What are environmental economists thinking about these days? Mostly energy and clmate change, it would seem. Here’s a roundup of the most significant recent papers posted at SSRN’s environmental economics journal. I’ve included links to those with free downloads:
“Airline Emission Charges: Effects on Airfares, Service Quality, and Aircraft Design”
JAN K. BRUECKNER and ANMING ZHANG
This paper explores the effect of airline emissions charges on airfares, airline service quality, aircraft design features, and network structure, using a detailed and realistic theoretical model of competing duopoly airlines. The results show that emission charges will raise fares, reduce flight frequency, increase load factors, and raise aircraft fuel efficiency, while having no effect on aircraft size. Given that these adjustments occur in response to the treatment of an emissions externality that is currently unaddressed, they represent efficient changes that move society closer to a social optimum.
“Climate Change and Risk Management: Challenges for Insurance, Adaptation, and Loss Estimation” CAROLYN KOUSKY and ROGER M. COOKE
Adapting to climate change will not only require responding to the physical effects of global warming, but will also require adapting the way we conceptualize, measure, and manage risks. Climate change is creating new risks, altering the risks we already face, and also, importantly, impacting the interdependencies between these risks. In this paper we focus on three particular phenomena of climate related risks that will require a change in our thinking about risk management: global micro-correlations, fat tails, and tail dependence. Consideration of these phenomena will be particularly important for natural disaster insurance, as they call into question traditional methods of securitization and diversification.
“Volatile CO2 Prices Discourage CCS Investment”
METIN CELEBI and FRANK GRAVES
Climate policy proposals based on cap and trade mechanisms with tight caps will likely lead to highly volatile CO2 prices. This volatility is ignored in many studies, even though it can be expected to exceed that of natural gas and to exceed the wide ranges in CO2 price forecasts. Volatility will significantly increase investment risk, raise the cost of capital, and make it valuable to defer investments.
“Estimating the Effect of a Gasoline Tax on Carbon Emissions”

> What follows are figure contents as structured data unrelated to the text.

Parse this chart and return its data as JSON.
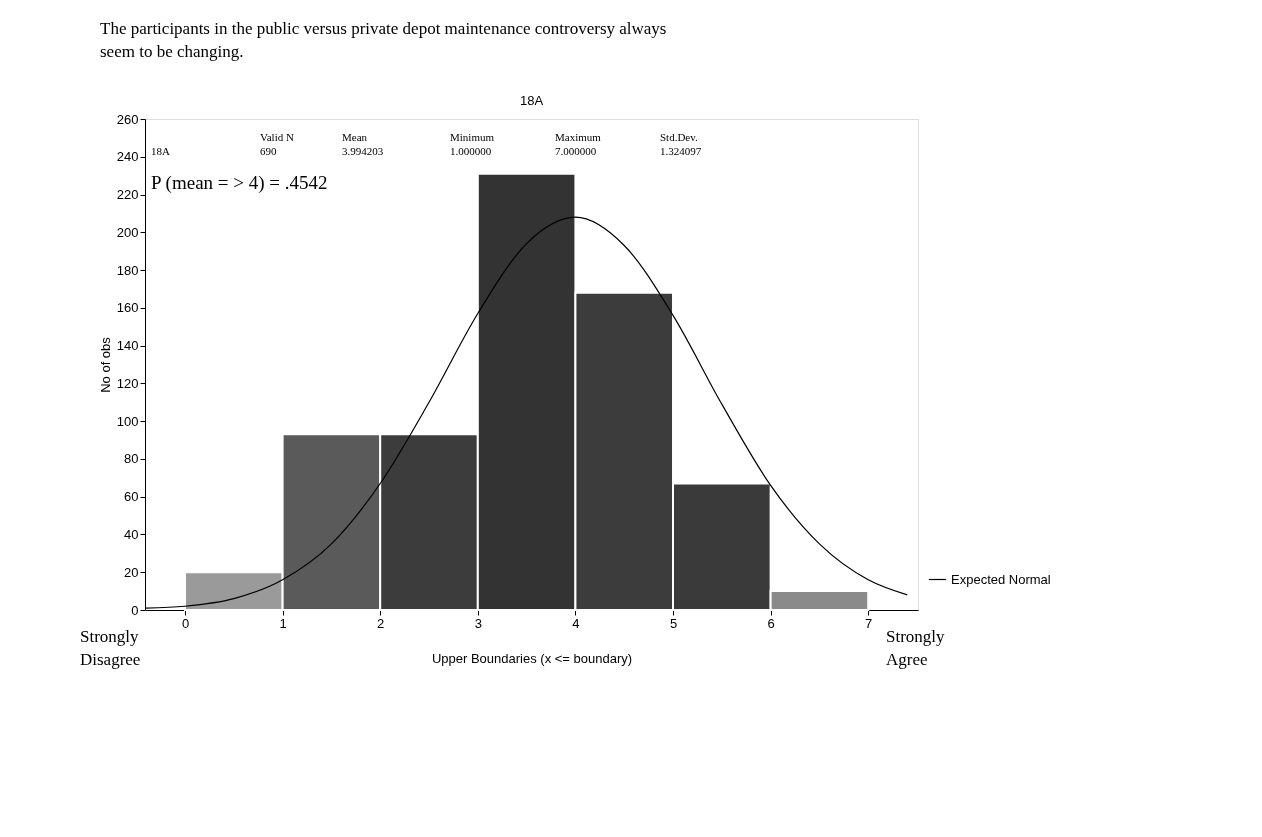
{
  "chart_data": {
    "type": "histogram",
    "title": "18A",
    "xlabel": "Upper Boundaries (x <= boundary)",
    "ylabel": "No of obs",
    "bins": [
      0,
      1,
      2,
      3,
      4,
      5,
      6,
      7
    ],
    "values": [
      20,
      93,
      93,
      231,
      168,
      67,
      10
    ],
    "colors": [
      "#9a9a9a",
      "#5a5a5a",
      "#3c3c3c",
      "#333333",
      "#3c3c3c",
      "#3a3a3a",
      "#8a8a8a"
    ],
    "series": [
      {
        "type": "line",
        "name": "Expected Normal",
        "color": "#000000",
        "x": [
          -0.4,
          0,
          0.5,
          1,
          1.5,
          2,
          2.5,
          3,
          3.5,
          4,
          4.5,
          5,
          5.5,
          6,
          6.5,
          7,
          7.4
        ],
        "values": [
          1,
          2,
          6,
          16,
          35,
          67,
          110,
          157,
          194,
          208,
          193,
          156,
          109,
          66,
          35,
          16,
          8
        ]
      }
    ],
    "xlim": [
      -0.41,
      7.51
    ],
    "xticks": [
      0,
      1,
      2,
      3,
      4,
      5,
      6,
      7
    ],
    "ylim": [
      0,
      260
    ],
    "yticks": [
      0,
      20,
      40,
      60,
      80,
      100,
      120,
      140,
      160,
      180,
      200,
      220,
      240,
      260
    ],
    "grid": false,
    "legend": "bottom right",
    "annotations": [
      "The participants in the public versus private depot maintenance controversy always\nseem to be changing.",
      "Valid N",
      "Mean",
      "Minimum",
      "Maximum",
      "Std.Dev.",
      "18A",
      "690",
      "3.994203",
      "1.000000",
      "7.000000",
      "1.324097",
      "P (mean = > 4) = .4542",
      "Strongly\nDisagree",
      "Strongly\nAgree"
    ]
  }
}
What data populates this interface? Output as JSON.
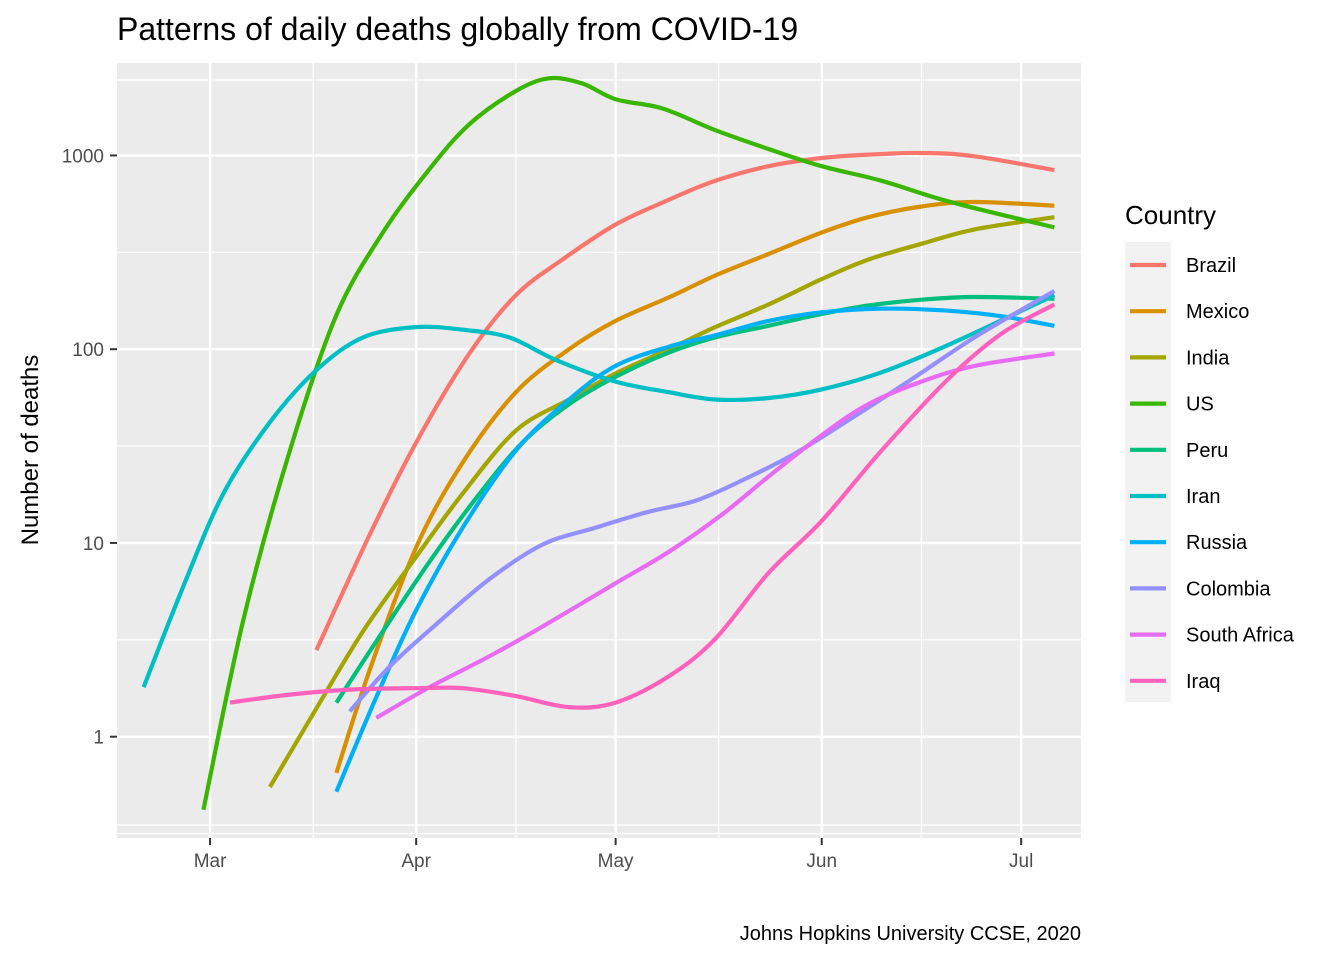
{
  "chart_data": {
    "type": "line",
    "title": "Patterns of daily deaths globally from COVID-19",
    "xlabel": "",
    "ylabel": "Number of deaths",
    "caption": "Johns Hopkins University CCSE, 2020",
    "y_scale": "log10",
    "ylim": [
      0.3,
      3000
    ],
    "xlim": [
      "2020-02-16",
      "2020-07-10"
    ],
    "x_ticks": [
      "2020-03-01",
      "2020-04-01",
      "2020-05-01",
      "2020-06-01",
      "2020-07-01"
    ],
    "x_tick_labels": [
      "Mar",
      "Apr",
      "May",
      "Jun",
      "Jul"
    ],
    "y_ticks": [
      1,
      10,
      100,
      1000
    ],
    "y_tick_labels": [
      "1",
      "10",
      "100",
      "1000"
    ],
    "grid": true,
    "legend": {
      "title": "Country",
      "position": "right"
    },
    "series": [
      {
        "name": "Brazil",
        "color": "#F8766D",
        "points": [
          [
            "2020-03-17",
            2.8
          ],
          [
            "2020-03-25",
            11
          ],
          [
            "2020-04-01",
            33
          ],
          [
            "2020-04-09",
            95
          ],
          [
            "2020-04-16",
            190
          ],
          [
            "2020-04-23",
            290
          ],
          [
            "2020-05-01",
            440
          ],
          [
            "2020-05-09",
            590
          ],
          [
            "2020-05-16",
            740
          ],
          [
            "2020-05-24",
            880
          ],
          [
            "2020-06-01",
            970
          ],
          [
            "2020-06-08",
            1010
          ],
          [
            "2020-06-16",
            1030
          ],
          [
            "2020-06-24",
            990
          ],
          [
            "2020-07-06",
            840
          ]
        ]
      },
      {
        "name": "Mexico",
        "color": "#D89000",
        "points": [
          [
            "2020-03-20",
            0.65
          ],
          [
            "2020-03-25",
            2.2
          ],
          [
            "2020-04-01",
            9.5
          ],
          [
            "2020-04-08",
            26
          ],
          [
            "2020-04-16",
            60
          ],
          [
            "2020-04-24",
            100
          ],
          [
            "2020-05-01",
            140
          ],
          [
            "2020-05-09",
            185
          ],
          [
            "2020-05-16",
            240
          ],
          [
            "2020-05-24",
            310
          ],
          [
            "2020-06-01",
            400
          ],
          [
            "2020-06-08",
            480
          ],
          [
            "2020-06-16",
            545
          ],
          [
            "2020-06-24",
            575
          ],
          [
            "2020-07-06",
            550
          ]
        ]
      },
      {
        "name": "India",
        "color": "#A3A500",
        "points": [
          [
            "2020-03-10",
            0.55
          ],
          [
            "2020-03-17",
            1.4
          ],
          [
            "2020-03-24",
            3.5
          ],
          [
            "2020-04-01",
            8.5
          ],
          [
            "2020-04-08",
            18
          ],
          [
            "2020-04-16",
            38
          ],
          [
            "2020-04-24",
            55
          ],
          [
            "2020-05-01",
            75
          ],
          [
            "2020-05-09",
            100
          ],
          [
            "2020-05-16",
            130
          ],
          [
            "2020-05-24",
            170
          ],
          [
            "2020-06-01",
            230
          ],
          [
            "2020-06-08",
            290
          ],
          [
            "2020-06-16",
            350
          ],
          [
            "2020-06-24",
            415
          ],
          [
            "2020-07-06",
            480
          ]
        ]
      },
      {
        "name": "US",
        "color": "#39B600",
        "points": [
          [
            "2020-02-29",
            0.42
          ],
          [
            "2020-03-06",
            4
          ],
          [
            "2020-03-13",
            30
          ],
          [
            "2020-03-20",
            150
          ],
          [
            "2020-03-27",
            400
          ],
          [
            "2020-04-03",
            850
          ],
          [
            "2020-04-09",
            1450
          ],
          [
            "2020-04-16",
            2150
          ],
          [
            "2020-04-21",
            2500
          ],
          [
            "2020-04-26",
            2350
          ],
          [
            "2020-05-01",
            1950
          ],
          [
            "2020-05-08",
            1750
          ],
          [
            "2020-05-16",
            1350
          ],
          [
            "2020-05-24",
            1080
          ],
          [
            "2020-06-01",
            880
          ],
          [
            "2020-06-10",
            740
          ],
          [
            "2020-06-20",
            580
          ],
          [
            "2020-07-06",
            425
          ]
        ]
      },
      {
        "name": "Peru",
        "color": "#00BF7D",
        "points": [
          [
            "2020-03-20",
            1.5
          ],
          [
            "2020-03-27",
            3.5
          ],
          [
            "2020-04-03",
            8
          ],
          [
            "2020-04-10",
            17
          ],
          [
            "2020-04-17",
            33
          ],
          [
            "2020-04-24",
            52
          ],
          [
            "2020-05-01",
            72
          ],
          [
            "2020-05-09",
            96
          ],
          [
            "2020-05-16",
            115
          ],
          [
            "2020-05-24",
            132
          ],
          [
            "2020-06-01",
            152
          ],
          [
            "2020-06-08",
            168
          ],
          [
            "2020-06-16",
            180
          ],
          [
            "2020-06-24",
            186
          ],
          [
            "2020-07-06",
            182
          ]
        ]
      },
      {
        "name": "Iran",
        "color": "#00BFC4",
        "points": [
          [
            "2020-02-20",
            1.8
          ],
          [
            "2020-02-26",
            6
          ],
          [
            "2020-03-03",
            18
          ],
          [
            "2020-03-10",
            42
          ],
          [
            "2020-03-17",
            78
          ],
          [
            "2020-03-24",
            115
          ],
          [
            "2020-04-01",
            130
          ],
          [
            "2020-04-08",
            126
          ],
          [
            "2020-04-15",
            115
          ],
          [
            "2020-04-22",
            88
          ],
          [
            "2020-05-01",
            68
          ],
          [
            "2020-05-09",
            60
          ],
          [
            "2020-05-16",
            55
          ],
          [
            "2020-05-24",
            56
          ],
          [
            "2020-06-01",
            62
          ],
          [
            "2020-06-10",
            76
          ],
          [
            "2020-06-20",
            105
          ],
          [
            "2020-07-06",
            190
          ]
        ]
      },
      {
        "name": "Russia",
        "color": "#00B0F6",
        "points": [
          [
            "2020-03-20",
            0.52
          ],
          [
            "2020-03-26",
            1.6
          ],
          [
            "2020-04-01",
            4.5
          ],
          [
            "2020-04-08",
            12
          ],
          [
            "2020-04-16",
            30
          ],
          [
            "2020-04-24",
            55
          ],
          [
            "2020-05-01",
            82
          ],
          [
            "2020-05-09",
            103
          ],
          [
            "2020-05-16",
            118
          ],
          [
            "2020-05-24",
            140
          ],
          [
            "2020-06-01",
            155
          ],
          [
            "2020-06-10",
            162
          ],
          [
            "2020-06-20",
            158
          ],
          [
            "2020-06-28",
            148
          ],
          [
            "2020-07-06",
            132
          ]
        ]
      },
      {
        "name": "Colombia",
        "color": "#9590FF",
        "points": [
          [
            "2020-03-22",
            1.35
          ],
          [
            "2020-03-28",
            2.3
          ],
          [
            "2020-04-04",
            3.8
          ],
          [
            "2020-04-12",
            6.5
          ],
          [
            "2020-04-20",
            9.8
          ],
          [
            "2020-04-28",
            12
          ],
          [
            "2020-05-06",
            14.5
          ],
          [
            "2020-05-13",
            16.5
          ],
          [
            "2020-05-20",
            21
          ],
          [
            "2020-05-28",
            29
          ],
          [
            "2020-06-05",
            43
          ],
          [
            "2020-06-14",
            68
          ],
          [
            "2020-06-24",
            115
          ],
          [
            "2020-07-06",
            200
          ]
        ]
      },
      {
        "name": "South Africa",
        "color": "#E76BF3",
        "points": [
          [
            "2020-03-26",
            1.25
          ],
          [
            "2020-04-03",
            1.8
          ],
          [
            "2020-04-12",
            2.6
          ],
          [
            "2020-04-20",
            3.7
          ],
          [
            "2020-05-01",
            6.2
          ],
          [
            "2020-05-09",
            9
          ],
          [
            "2020-05-17",
            14
          ],
          [
            "2020-05-24",
            22
          ],
          [
            "2020-06-01",
            36
          ],
          [
            "2020-06-08",
            52
          ],
          [
            "2020-06-16",
            68
          ],
          [
            "2020-06-24",
            82
          ],
          [
            "2020-07-06",
            95
          ]
        ]
      },
      {
        "name": "Iraq",
        "color": "#FF62BC",
        "points": [
          [
            "2020-03-04",
            1.5
          ],
          [
            "2020-03-13",
            1.65
          ],
          [
            "2020-03-22",
            1.75
          ],
          [
            "2020-04-01",
            1.78
          ],
          [
            "2020-04-08",
            1.78
          ],
          [
            "2020-04-16",
            1.62
          ],
          [
            "2020-04-24",
            1.42
          ],
          [
            "2020-05-01",
            1.5
          ],
          [
            "2020-05-09",
            2.05
          ],
          [
            "2020-05-16",
            3.2
          ],
          [
            "2020-05-24",
            7
          ],
          [
            "2020-06-01",
            13
          ],
          [
            "2020-06-10",
            30
          ],
          [
            "2020-06-20",
            70
          ],
          [
            "2020-06-28",
            120
          ],
          [
            "2020-07-06",
            170
          ]
        ]
      }
    ]
  }
}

LUCAS W. DAVIS and LUTZ KILIAN
Our most credible estimates imply that a 10 cent per gallon increase in the gasoline tax would reduce U.S. gasoline consumption by 4% and reduce total U.S. carbon emissions by about 1%. We conclude that there is no statistical evidence that a gasoline tax increase of the magnitude recently contemplated by policymakers would reduce carbon emissions enough to reach the targets described by the United Nation’s Intergovernmental Panel on Climate Change in 2007.
“Environmental Economics and Modeling Marketable Permits: A Survey”
This paper reviews fundamental concepts in environmental economics and explores theoretical results regarding the choice of the key policy instruments for the control of externalities: taxes, subsidies and marketable permits. We survey how significant market imperfections, a pre-existing regulatory environment and concentration in both permit and output markets can impede the proper functioning of a permit system. The main factors that affect the effectiveness of marketable permits are then discussed.